La case de couronnement des Almamy du Fouta Djallon est située en Moyenne Guinée dans la Région Administrative de Mamou, Préfecture de Dalab, Sous­-Préfecture de Ditinn et District de Fougoumba. C'est un monument architectural construit à la fin du XVIIIème après la bataille de Talansan. Elle est réalisée en blocs d'argile venus des neuf (9) provinces traditionnelles du royaume. De forme circulaire, cette case comporte trois (3) portes dédiées aux trois (3) premières provinces du royaume (Timbo, Timbi et Labé) et un (1) toit conique, en bambous et lianes, couvert de chaume. L'intérieur de la charpente est décoré par des motifs qui expriment l'ingéniosité des artisans de la communauté. Elle est restaurée à l'identique après chaque sept (7) ans.
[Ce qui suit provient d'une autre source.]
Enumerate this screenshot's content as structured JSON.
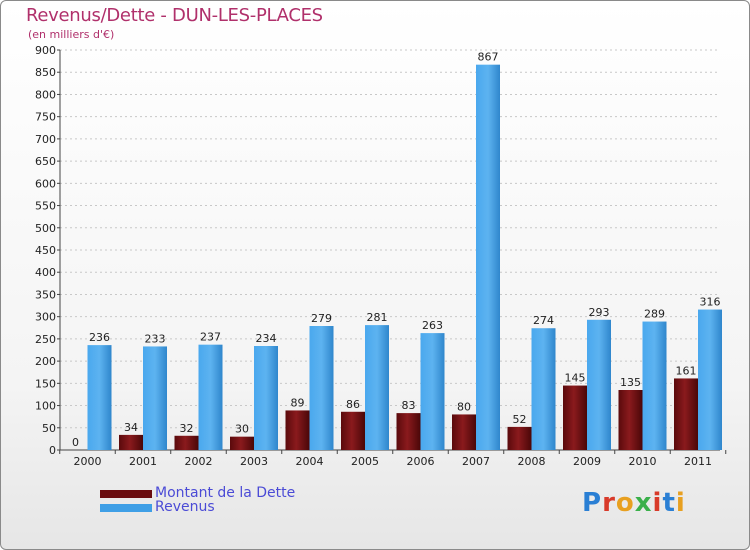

La case de couronnement est intimement liée au vestibule qui servait de salle d'attente, à la mosquée centrale récemment rénovée en dur, lieu de bénédiction du nouvel Almamy. Elle est également liée à Pellum tabaldé, l'endroit où les messages étaient transmis dans tout le royaume à travers la tabala, aux itinéraires et discours rituels de couronnement.

Cette case servait, pendant neuf (9) jours, de lieu de formation spirituelle du nouvel Almamy et de préparation à l'exercice de ses nouvelles fonctions. Elle accueillait aussi, chaque année et pour trois (3) mois, les délégués des neuf (9) provinces traditionnelles (diwés) pour évaluer les activités de l'année en cours et préparer le plan d'actions de l'année suivante.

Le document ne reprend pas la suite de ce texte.